L’Istat spiega che “le persone con un basso livello di istruzione presentano un livello di mortalità sempre più elevato”. L’epidemia “ha dunque acuito le diseguaglianze preesistenti, con un maggiore impatto sulle persone con basso titolo di studio, non necessariamente anziane. A questo proposito, merita particolare attenzione il caso delle donne di 35-64 anni meno istruite, presso le quali si osserva un aumento del 28 per cento del ‘RM’ rispetto alle altre”, ossia del rapporto standardizzato di mortalità che misura l’eccesso di morte dei meno istruiti rispetto ai più istruiti.

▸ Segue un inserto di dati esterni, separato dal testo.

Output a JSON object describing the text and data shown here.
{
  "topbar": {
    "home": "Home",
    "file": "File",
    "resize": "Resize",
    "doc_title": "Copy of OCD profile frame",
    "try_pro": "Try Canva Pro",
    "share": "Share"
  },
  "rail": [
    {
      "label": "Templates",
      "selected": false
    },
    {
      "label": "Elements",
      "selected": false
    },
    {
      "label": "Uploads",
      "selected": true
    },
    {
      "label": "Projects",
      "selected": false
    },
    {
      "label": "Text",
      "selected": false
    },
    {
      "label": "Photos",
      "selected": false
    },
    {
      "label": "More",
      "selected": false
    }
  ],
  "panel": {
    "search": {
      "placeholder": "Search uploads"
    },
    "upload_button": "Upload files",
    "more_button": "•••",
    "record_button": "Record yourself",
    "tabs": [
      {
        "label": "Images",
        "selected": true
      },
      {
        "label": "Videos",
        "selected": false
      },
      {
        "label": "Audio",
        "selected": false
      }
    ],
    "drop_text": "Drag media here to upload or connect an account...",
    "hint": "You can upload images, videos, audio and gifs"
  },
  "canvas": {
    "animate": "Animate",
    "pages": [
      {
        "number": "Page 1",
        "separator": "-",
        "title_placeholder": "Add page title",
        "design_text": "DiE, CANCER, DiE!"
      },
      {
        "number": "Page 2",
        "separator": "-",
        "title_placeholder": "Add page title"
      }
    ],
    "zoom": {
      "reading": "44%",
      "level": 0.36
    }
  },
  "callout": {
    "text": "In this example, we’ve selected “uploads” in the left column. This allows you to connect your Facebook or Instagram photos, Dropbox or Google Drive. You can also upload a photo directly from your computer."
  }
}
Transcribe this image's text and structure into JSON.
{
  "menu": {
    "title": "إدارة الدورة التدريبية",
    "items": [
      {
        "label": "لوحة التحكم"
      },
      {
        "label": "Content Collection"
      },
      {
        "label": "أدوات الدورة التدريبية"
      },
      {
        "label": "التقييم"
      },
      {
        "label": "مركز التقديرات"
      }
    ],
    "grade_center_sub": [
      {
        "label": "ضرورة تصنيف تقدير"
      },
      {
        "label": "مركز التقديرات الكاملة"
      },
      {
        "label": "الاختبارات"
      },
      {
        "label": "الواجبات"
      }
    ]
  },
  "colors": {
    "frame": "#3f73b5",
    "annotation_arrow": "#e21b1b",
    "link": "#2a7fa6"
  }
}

Le differenze, sottolinea l’Istituto di statistica, “possono essere imputate a un rischio più elevato di contrarre l’infezione o a una maggiore vulnerabilità preesistente della popolazione con condizioni socioeconomiche più sfavorevoli. Condizioni socioeconomiche svantaggiate espongono le persone ad una maggiore probabilità di vivere in alloggi piccoli o sovraffollati, riducendo la possibilità di adottare le misure di distanziamento sociale. Inoltre, alcune occupazioni più di altre espongono i lavoratori al rischio di contagio. Tra queste ci sono ovviamente le professioni sanitarie, ma anche occupazioni che non offrono opportunità di lavoro da casa o che non godono delle necessarie tutele, come i lavori in agricoltura, nella vendita al dettaglio e nella grande distribuzione, nel trasporto pubblico, i servizi di pulizia, di assistenza e cura dei bambini e degli anziani. Va anche considerato che la popolazione con un basso livello di istruzione ha una maggiore probabilità di avere condizioni di lavoro e di reddito instabili, fattori stressogeni, che, esacerbati dalla pandemia da covid e dal distanziamento sociale, possono aver contribuito all’aumento della mortalità anche non direttamente legata all’infezione. È noto come le condizioni di stress possano indebolire il sistema immunitario, aumentare la suscettibilità a malattie e la probabilità di adottare comportamenti a rischio per la salute. La povertà, pertanto, non solo può aumentare l’esposizione al virus, ma anche ridurre la capacità del sistema immunitario di combatterlo. Infine, la maggiore prevalenza di malattie croniche, tra cui le malattie cardiovascolari, l’obesità e il diabete nella popolazione con condizioni socioeconomiche più svantaggiate ha probabilmente contribuito ad ampliare le diseguaglianze legate all’infezione”, conclude l’Istat (Agenzia Dire).